Author movingonandon Posted September 6, 2008 Author Posted September 6, 2008 You have to blame her more than him. She probably lied about things between the two of you to him, and made him believe that your relationship was on its way out anyway. Its easy to get mad at him, but its her fault things went the way they did. He was probably BS'd as much as you. It sounds to me like she is comparing the two of you, and I tend to doubt that shes going to completely close either door until she decides which situation is more beneficial. She sounds like she is being extremely selfish. Doesnt make much sense to contact you when she is still in a relationship unless she is hedging her bets in case something goes wrong. I would have a very difficult time trusting this girl. Make her show you shes serious. Right now, youre only gettting lip service. Oh, sure thing, she's the one to blame more than anybody else. That said, neither I, nor any of my friends, would ever be "close friends" with any girl who is in a relationship. No healthy male is ever "genuinely such a nice guy" when it comes to friendship with girls. So although she is the one who let it happen, he's still an effin weasel for not showing basic respect for her situation (LDR). Calling, doing small things, talking all the time, being "outgoing" and "laidback" - you get the picture. That's why I wouldn't resist too hard slapping him around if an opportunity ever arizes (figuretively, of course; it never will, "we're not in highschool anymore" - i'm 32) As for trusting her from now on - it's not even on the agenda yet. She has yet to prove that she's learned something rather than simply decide to go with me rather than him for selfish reasons (which by the way is a no brainer, which means she's got a lot of work to do.) I will no longer be rude to her, but will call her on every single piece of her bullcrap and then make up my mind. The whole thing could take months and months, and who knows, i might meet somebody else during that time.

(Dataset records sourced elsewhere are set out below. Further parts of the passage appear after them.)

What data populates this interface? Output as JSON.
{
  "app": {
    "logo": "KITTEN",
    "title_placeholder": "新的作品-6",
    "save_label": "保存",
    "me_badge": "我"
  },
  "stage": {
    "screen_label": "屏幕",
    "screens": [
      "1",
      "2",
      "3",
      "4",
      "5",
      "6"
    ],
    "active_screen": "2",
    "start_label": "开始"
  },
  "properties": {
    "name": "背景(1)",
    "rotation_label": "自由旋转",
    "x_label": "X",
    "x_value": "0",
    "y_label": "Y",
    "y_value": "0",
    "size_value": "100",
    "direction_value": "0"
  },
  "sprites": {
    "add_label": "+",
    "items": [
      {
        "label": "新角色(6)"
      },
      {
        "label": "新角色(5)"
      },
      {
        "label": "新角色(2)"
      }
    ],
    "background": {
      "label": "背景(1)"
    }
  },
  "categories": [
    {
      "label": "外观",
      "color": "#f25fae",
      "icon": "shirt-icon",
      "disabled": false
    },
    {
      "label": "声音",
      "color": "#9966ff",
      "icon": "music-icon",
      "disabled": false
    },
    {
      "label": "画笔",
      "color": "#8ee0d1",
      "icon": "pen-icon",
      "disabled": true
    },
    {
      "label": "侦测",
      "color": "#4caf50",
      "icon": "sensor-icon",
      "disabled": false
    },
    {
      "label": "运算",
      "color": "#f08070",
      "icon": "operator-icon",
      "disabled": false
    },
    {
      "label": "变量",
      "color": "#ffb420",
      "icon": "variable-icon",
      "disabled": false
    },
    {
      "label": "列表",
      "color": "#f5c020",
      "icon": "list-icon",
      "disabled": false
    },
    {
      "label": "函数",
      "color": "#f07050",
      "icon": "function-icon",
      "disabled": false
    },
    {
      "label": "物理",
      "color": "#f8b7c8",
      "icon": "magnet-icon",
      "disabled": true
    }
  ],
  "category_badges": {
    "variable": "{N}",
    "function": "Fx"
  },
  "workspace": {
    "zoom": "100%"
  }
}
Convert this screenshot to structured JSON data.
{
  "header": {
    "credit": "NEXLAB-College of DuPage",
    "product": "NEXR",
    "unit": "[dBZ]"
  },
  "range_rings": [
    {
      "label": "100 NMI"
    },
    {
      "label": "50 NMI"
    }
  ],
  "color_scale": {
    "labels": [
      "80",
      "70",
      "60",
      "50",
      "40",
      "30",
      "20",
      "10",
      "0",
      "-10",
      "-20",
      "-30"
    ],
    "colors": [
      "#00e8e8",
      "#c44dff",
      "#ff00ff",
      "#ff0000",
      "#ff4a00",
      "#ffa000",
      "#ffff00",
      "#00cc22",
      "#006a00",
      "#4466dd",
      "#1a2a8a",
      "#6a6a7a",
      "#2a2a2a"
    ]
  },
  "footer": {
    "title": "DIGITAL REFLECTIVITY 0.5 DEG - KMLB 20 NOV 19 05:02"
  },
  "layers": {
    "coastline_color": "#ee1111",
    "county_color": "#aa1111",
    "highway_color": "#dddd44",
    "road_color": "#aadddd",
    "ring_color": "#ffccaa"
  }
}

Melrapuo Posted September 7, 2008 Posted September 7, 2008 Yep, no way that I'd do it. And of course I won't be jumping into anything. As I said, even if she does everything right, all that achieves is that i might talk to her sometime, if I feel like it. What do you mean by reasonable expectations? I would think that a reasonable expectation is that she should have done all this before even trying to contact me, not waiting for me to tell her! Heh yea, poor choice of words on my part. Reasonable in a sense that yea, she treated you like crap before, so don't expect everything to be back to normal. But you've decided to just avoid the situation entirely, which is even more reasonable. : )
Author movingonandon Posted September 8, 2008 Author Posted September 8, 2008 Heh yea, poor choice of words on my part. Reasonable in a sense that yea, she treated you like crap before, so don't expect everything to be back to normal. But you've decided to just avoid the situation entirely, which is even more reasonable. : ) As expected, this turned out to be much ado about nothing: It was saturday when I explicitly specified that if she wants to talk to me she needs to break up with him right then, that some day. She said 'yes', and now is monday, 2 days later, and I have not, and will not, hear from her.
BCCA Posted September 8, 2008 Posted September 8, 2008 As expected, this turned out to be much ado about nothing: It was saturday when I explicitly specified that if she wants to talk to me she needs to break up with him right then, that some day. She said 'yes', and now is monday, 2 days later, and I have not, and will not, hear from her. Well, at least you called her out. Now you know what her agenda was/is. She was probably feeling down and reaching out to you for an ego boost, but you did the right thing to brush her off.
Author movingonandon Posted September 8, 2008 Author Posted September 8, 2008 Well, at least you called her out. Now you know what her agenda was/is. She was probably feeling down and reaching out to you for an ego boost, but you did the right thing to brush her off. yes, this does feel liberating - if she's unable to do this simple and obvous thing, with no hesitation, then this really proves i should have no business tlaking to her. And the reason it's liberating is that I no longer have to second-guess myself. Even if she does it eventually, on her own time, this would still be too late.